Coherent Sheaf - Coherent Cohomology

The sheaf cohomology theory of coherent sheaves is called coherent cohomology. It is one of the major and most fruitful applications of sheaves, and its results connect quickly with classical theories.

Using a theorem of Schwartz on compact operators in Frechet spaces, Cartan and Serre proved that compact complex manifolds have the property that their sheaf cohomology for any coherent sheaf consists of vector spaces of finite dimension. This result had been proved previously by Kodaira for the particular case of locally free sheaves on Kähler manifolds. It plays a major role in the proof of the GAGA equivalence analytic <-> algebraic. An algebraic (and much easier) version of this theorem was proved by Serre. Relative versions of this result for a proper morphism were proved by Grothendieck in the algebraic case and by Grauert and Remmert in the analytic case. For example Grothendieck's result concerns the functor Rf* or push-forward, in sheaf cohomology. (It is the right derived functor of the direct image of a sheaf.) For a proper morphism in the sense of scheme theory, it was shown that this functor sends coherent sheaves to coherent sheaves. The result of Serre is the case of a morphism to a point.

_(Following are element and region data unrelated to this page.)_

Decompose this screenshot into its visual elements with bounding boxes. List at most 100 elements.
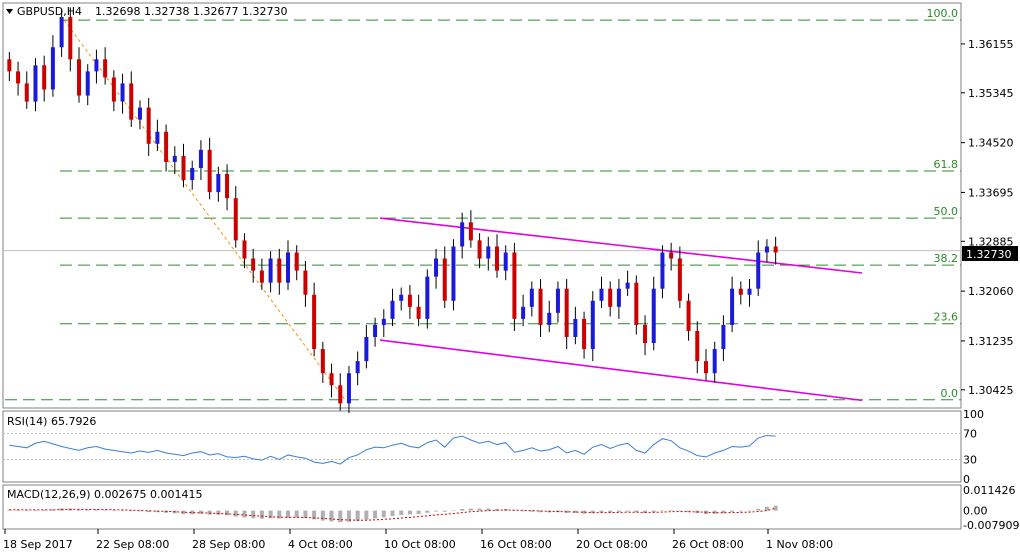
candle-body (7, 59, 12, 72)
candle-body (268, 258, 273, 283)
candle-body (703, 361, 708, 374)
time-tick-label: 28 Sep 08:00 (192, 538, 265, 551)
time-tick-label: 26 Oct 08:00 (672, 538, 744, 551)
candle-body (442, 258, 447, 301)
macd-histogram-bar (651, 510, 656, 513)
time-tick-label: 18 Sep 2017 (3, 538, 73, 551)
candle-body (521, 306, 526, 319)
candle-body (564, 288, 569, 337)
macd-histogram-bar (573, 510, 578, 513)
candle-body (346, 373, 351, 404)
candle-body (582, 318, 587, 350)
candle-body (33, 65, 38, 102)
macd-histogram-bar (77, 509, 82, 511)
price-tick-label: 1.30425 (968, 384, 1014, 397)
time-tick-label: 1 Nov 08:00 (766, 538, 833, 551)
candle-body (555, 288, 560, 313)
macd-histogram-bar (451, 510, 456, 511)
macd-histogram-bar (643, 510, 648, 513)
macd-histogram-bar (364, 510, 369, 520)
candle-body (50, 47, 55, 90)
time-tick-label: 22 Sep 08:00 (96, 538, 169, 551)
candle-body (477, 240, 482, 259)
fib-trend-line[interactable] (63, 19, 346, 401)
macd-histogram-bar (730, 510, 735, 512)
time-tick-label: 16 Oct 08:00 (480, 538, 552, 551)
price-tick-label: 1.32885 (968, 235, 1014, 248)
rsi-indicator (3, 433, 961, 465)
symbol-dropdown-icon[interactable] (6, 9, 13, 14)
macd-histogram-bar (669, 510, 674, 511)
candle-body (773, 246, 778, 253)
macd-histogram-bar (225, 510, 230, 516)
candle-body (599, 288, 604, 301)
macd-histogram-bar (277, 510, 282, 519)
macd-histogram-bar (373, 510, 378, 519)
macd-histogram-bar (346, 510, 351, 522)
candle-body (486, 246, 491, 259)
candle-body (286, 252, 291, 283)
macd-histogram-bar (390, 510, 395, 517)
time-tick-label: 10 Oct 08:00 (384, 538, 456, 551)
macd-histogram-bar (259, 510, 264, 519)
macd-histogram-bar (320, 510, 325, 521)
rsi-pane-frame (2, 410, 962, 483)
candle-body (529, 288, 534, 307)
macd-histogram-bar (268, 510, 273, 519)
macd-histogram-bar (251, 510, 256, 519)
macd-histogram-bar (425, 510, 430, 513)
candle-body (538, 288, 543, 325)
candle-body (42, 65, 47, 90)
candle-body (669, 252, 674, 259)
fib-level-label: 38.2 (934, 252, 959, 265)
rsi-tick-label: 0 (963, 473, 970, 486)
candle-body (329, 373, 334, 386)
macd-histogram-bar (94, 509, 99, 511)
candle-body (381, 318, 386, 325)
macd-histogram-bar (616, 510, 621, 512)
fib-level-label: 100.0 (927, 7, 959, 20)
macd-histogram-bar (756, 508, 761, 511)
macd-histogram-bar (721, 510, 726, 514)
candle-body (24, 83, 29, 102)
time-tick-label: 20 Oct 08:00 (576, 538, 648, 551)
macd-histogram-bar (85, 509, 90, 511)
macd-histogram-bar (42, 509, 47, 511)
macd-tick-label: -0.007909 (963, 519, 1019, 532)
macd-histogram-bar (190, 510, 195, 515)
candle-body (616, 288, 621, 307)
candle-body (512, 252, 517, 319)
macd-histogram-bar (407, 510, 412, 515)
candle-body (460, 222, 465, 247)
price-tick-label: 1.31235 (968, 335, 1014, 348)
macd-histogram-bar (738, 510, 743, 512)
macd-histogram-bar (24, 510, 29, 511)
price-tick-label: 1.33695 (968, 186, 1014, 199)
macd-histogram-bar (233, 510, 238, 517)
macd-histogram-bar (242, 510, 247, 518)
candle-body (16, 71, 21, 84)
channel-lower-line[interactable] (379, 339, 863, 402)
macd-histogram-bar (582, 510, 587, 514)
candle-body (468, 222, 473, 241)
time-axis: 18 Sep 2017 22 Sep 08:00 28 Sep 08:00 4 Oct… (3, 529, 833, 551)
candle-body (747, 288, 752, 295)
candle-body (181, 155, 186, 181)
macd-histogram-bar (355, 510, 360, 521)
candle-body (155, 131, 160, 144)
candle-body (721, 324, 726, 350)
macd-histogram-bar (712, 510, 717, 514)
candle-body (120, 83, 125, 102)
macd-histogram-bar (381, 510, 386, 518)
candle-body (390, 300, 395, 319)
macd-histogram-bar (303, 510, 308, 518)
candle-body (111, 77, 116, 102)
macd-histogram-bar (216, 510, 221, 515)
rsi-tick-label: 70 (963, 428, 977, 441)
macd-histogram-bar (50, 509, 55, 511)
rsi-tick-label: 100 (963, 408, 984, 421)
main-pane-frame (2, 2, 962, 409)
candle-body (625, 282, 630, 289)
candle-body (494, 246, 499, 271)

The duality theory in scheme theory that extends Serre duality is called coherent duality (or Grothendieck duality). Under some mild conditions of finiteness, the sheaf of Kähler differentials on an algebraic variety is a coherent sheaf Ω1. When the variety is non-singular its 'top' exterior power acts as the dualising object; and it is locally free (effectively it is the sheaf of sections of the cotangent bundle, when working over the complex numbers, but that is a statement that requires more precision since only holomorphic 1-forms count as sections). The successful extension of the theory beyond this case was a major step.